44. . . the claimant did not merely assert that the PCP was the terms of the Management of Absence Policy, but contended it resulted from the application of the policy to her resulting in her dismissal . . . [a]s a disabled person, the claimant was at increased risk of absence that could result in dismissal . . .[t]he application of the policy put the claimant at a disadvantage because she was at greater risk of absence than people who are not disabled . . .”

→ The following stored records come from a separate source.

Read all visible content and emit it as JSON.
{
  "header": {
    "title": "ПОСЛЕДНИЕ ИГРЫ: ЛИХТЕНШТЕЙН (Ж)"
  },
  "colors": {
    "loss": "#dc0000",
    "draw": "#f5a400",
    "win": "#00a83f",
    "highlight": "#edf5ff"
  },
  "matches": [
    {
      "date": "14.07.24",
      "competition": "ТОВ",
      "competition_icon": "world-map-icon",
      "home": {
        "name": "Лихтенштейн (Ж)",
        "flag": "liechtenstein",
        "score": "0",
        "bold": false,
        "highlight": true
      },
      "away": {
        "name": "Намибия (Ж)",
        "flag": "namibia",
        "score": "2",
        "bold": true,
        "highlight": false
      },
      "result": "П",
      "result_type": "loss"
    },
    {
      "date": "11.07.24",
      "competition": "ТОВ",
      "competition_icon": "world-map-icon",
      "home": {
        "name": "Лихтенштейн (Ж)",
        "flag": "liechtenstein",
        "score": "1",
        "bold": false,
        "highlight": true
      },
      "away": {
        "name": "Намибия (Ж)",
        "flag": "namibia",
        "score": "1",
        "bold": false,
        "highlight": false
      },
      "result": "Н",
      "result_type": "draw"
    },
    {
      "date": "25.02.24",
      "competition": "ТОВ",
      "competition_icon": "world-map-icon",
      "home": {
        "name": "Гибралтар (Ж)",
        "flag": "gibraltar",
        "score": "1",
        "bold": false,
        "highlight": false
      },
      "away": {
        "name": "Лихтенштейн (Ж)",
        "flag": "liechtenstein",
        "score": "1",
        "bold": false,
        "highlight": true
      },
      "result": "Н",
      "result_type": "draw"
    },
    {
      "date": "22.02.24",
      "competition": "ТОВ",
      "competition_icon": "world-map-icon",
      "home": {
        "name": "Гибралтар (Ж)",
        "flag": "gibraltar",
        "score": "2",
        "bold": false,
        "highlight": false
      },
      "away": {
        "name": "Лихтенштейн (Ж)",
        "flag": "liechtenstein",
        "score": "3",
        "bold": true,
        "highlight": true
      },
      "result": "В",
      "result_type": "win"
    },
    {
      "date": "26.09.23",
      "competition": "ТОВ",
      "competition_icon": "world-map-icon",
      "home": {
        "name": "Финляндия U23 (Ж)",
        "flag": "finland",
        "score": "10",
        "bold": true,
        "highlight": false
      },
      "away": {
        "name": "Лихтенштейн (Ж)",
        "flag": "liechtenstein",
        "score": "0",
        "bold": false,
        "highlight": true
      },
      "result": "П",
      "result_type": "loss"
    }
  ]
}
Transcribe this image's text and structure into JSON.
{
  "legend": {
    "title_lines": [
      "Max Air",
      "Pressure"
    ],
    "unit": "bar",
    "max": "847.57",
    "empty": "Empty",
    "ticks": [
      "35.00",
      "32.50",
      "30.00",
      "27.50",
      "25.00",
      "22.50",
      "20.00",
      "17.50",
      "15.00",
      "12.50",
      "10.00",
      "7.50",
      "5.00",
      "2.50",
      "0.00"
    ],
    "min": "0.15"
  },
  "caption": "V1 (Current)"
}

  1. Against that background, the EAT’s comment that “[a] policy can result in a disabled person being put at a substantial disadvantage because [it] is more likely to be applied . . .” is perhaps slightly opaque.
  1. The essential point is this: Griffiths tells us that if the PCP (in a reasonable adjustments claim) is formulated as “the general [attendance management, etc.] policy”, then if the general policy contains a discretion – such that allowances can be made for disabled persons – then disabled persons will not be disadvantaged by the policy itself. But Griffiths also tells us that the appropriate formulation of the PCP in such a case is that the employee must maintain a certain level of attendance at work in order not to be subject to the risk of disciplinary sanctions.

Conclusion

  1. We can now answer the questions posed at the outset.
  1. First, the PCP for an indirect discrimination claim might be, but need not be, the same as for a reasonable adjustments claim.
  1. In particular, a tighter focus on the affected employee is likely to be more appropriate for a reasonable adjustments claim: what is it about the employer’s management of that employee which is causing problems?
  1. In contrast, an indirect discrimination claim looks for a PCP which is – to use the words of Lady Hale in Essop – “. . . applied indiscriminately to all . . .”. Moreover, the need to demonstrate group disadvantage (under s 19) implies that the PCP needs to be chosen with an eye on group disadvantage (rather than individual disadvantage).
  1. A further point of contrast is that s 19 appears to permit consideration of a PCP which would be applied, which would cause group disadvantage, and which would put the individual at a disadvantage – whereas s 20 deals only with actual disadvantage. That is a matter for a future post.
  1. In practical terms, it is worth bearing in mind the obvious point: claims under ss 19 and 20 / 21 are different claims, and the approach to identifying the PCP in each case should be governed by the mechanics of each section. Hopefully, the case law set out above will be of some use in that exercise.